As for the body shaper - she didn't actually see the dress on me, it was on a hanger when she saw it. If she had said the dress didn't look good on me that would be one thing, but to suggest that when it was on the hanger was a little unneccessary. And you are probaby right about the body shaper - formal dress thing, but this isn't a formal tight dress. The wedding is on the beach and the dress is pretty flowing.
Thanks for everyone's support, I think I just needed to be able to get some of that out =)
Is she married? I ask because when you go to try on bridal gowns, the sales people at the store make a huge pitch to sell you "foundation garments" !!! I remember that they had me try on my dress with and without... to make their point. The girdle-thingie they sold me cost a whopping $150... maybe I was naive, I bought it.
And I've been a bridesmaid in soooo many weddings... and each and every time, I get the same old pitch again. Didn't matter if I had 18% body fat and had been weight lifting, or not. Luckily, I held on to that $150 girdle. :-)
Also a lot of fashion magazines play up the importance of body shapers too. And even Oprah is in on the whole thing! She's had several shows about this topic.

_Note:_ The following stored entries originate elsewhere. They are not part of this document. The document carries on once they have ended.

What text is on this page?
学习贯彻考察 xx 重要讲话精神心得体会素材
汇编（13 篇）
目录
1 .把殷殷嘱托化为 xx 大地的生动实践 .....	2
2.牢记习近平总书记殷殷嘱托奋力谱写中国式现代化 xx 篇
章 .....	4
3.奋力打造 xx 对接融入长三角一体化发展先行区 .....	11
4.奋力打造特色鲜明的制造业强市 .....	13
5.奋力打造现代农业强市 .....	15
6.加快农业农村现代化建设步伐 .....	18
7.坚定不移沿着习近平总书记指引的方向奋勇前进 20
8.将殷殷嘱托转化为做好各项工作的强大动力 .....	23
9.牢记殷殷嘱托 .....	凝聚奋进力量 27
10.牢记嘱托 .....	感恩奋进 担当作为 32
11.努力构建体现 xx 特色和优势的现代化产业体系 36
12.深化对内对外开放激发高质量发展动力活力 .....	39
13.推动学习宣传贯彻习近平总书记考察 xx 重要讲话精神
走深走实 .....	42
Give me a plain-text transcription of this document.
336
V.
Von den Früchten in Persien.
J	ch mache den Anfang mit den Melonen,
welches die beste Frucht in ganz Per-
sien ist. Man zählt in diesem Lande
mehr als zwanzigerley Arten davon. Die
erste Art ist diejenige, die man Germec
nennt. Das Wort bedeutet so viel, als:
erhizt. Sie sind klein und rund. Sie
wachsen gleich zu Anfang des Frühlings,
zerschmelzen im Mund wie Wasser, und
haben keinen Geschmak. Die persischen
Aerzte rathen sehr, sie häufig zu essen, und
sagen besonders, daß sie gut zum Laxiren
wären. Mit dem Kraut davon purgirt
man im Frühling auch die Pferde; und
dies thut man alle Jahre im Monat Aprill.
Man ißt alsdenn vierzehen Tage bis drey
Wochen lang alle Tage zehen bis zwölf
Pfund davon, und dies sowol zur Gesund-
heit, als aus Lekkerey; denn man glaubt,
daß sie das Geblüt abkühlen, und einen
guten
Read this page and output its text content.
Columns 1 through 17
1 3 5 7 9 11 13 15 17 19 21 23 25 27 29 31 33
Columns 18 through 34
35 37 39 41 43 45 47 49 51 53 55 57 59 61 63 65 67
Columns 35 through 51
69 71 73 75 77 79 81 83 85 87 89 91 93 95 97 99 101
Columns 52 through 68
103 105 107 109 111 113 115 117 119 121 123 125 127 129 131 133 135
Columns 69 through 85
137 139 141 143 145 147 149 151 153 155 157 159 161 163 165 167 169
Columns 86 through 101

Wow, after reading some of these posts, I feel REALLY bad. I recently saw one of my cousins at a gathering and couldn't get over how great she looked after losing about 30 lbs. Her face looked nicer, along with her body; she actually looked like a different person. I complimented her several times throughout the evening because I couldn't get over how awesome losing 30 lbs made her look. Gosh, I feel so bad after reading one of the above comments that said something like "jeez, did she look that bad before?" Well, before she lost the weight I didn't think she looked bad because I was used to seeing her, and she's always been one to dress well, put her makeup on nicely, do her hair, etc. But I must admit, losing 30 lbs DID make her look better than before. After all, isn't that why we are all trying to lose weight, to look BETTER and feel better than we do now, and to be healthy? I remember when I lost about 20 lbs several years ago my sister-in-law made comments to me over and over throughout the evening at a barbecue. Each time she said something it made me feel better and better, it let me know that all of my hard work was noticable to others and paying off. Even to this day, remembering what an impression I made on her is motivating me to reach my goal.
Sorry so long....just feeling guilty and confused at the same time......
i didnt read anyone elses responses, but i too used to be the fat girl among my friends. im no longer friends with any of them, which is very very sad to me, because the reason we are no longer friends is that as i lost weight, they got meaner and more critical of me. everything i said and did was wrong.
they are pathetic and so are the people doing this to you. they are jealous that you have so much motivation, willpower, and passion. don't let them get to your newfound confidence because it is intimidating them and they dont like it.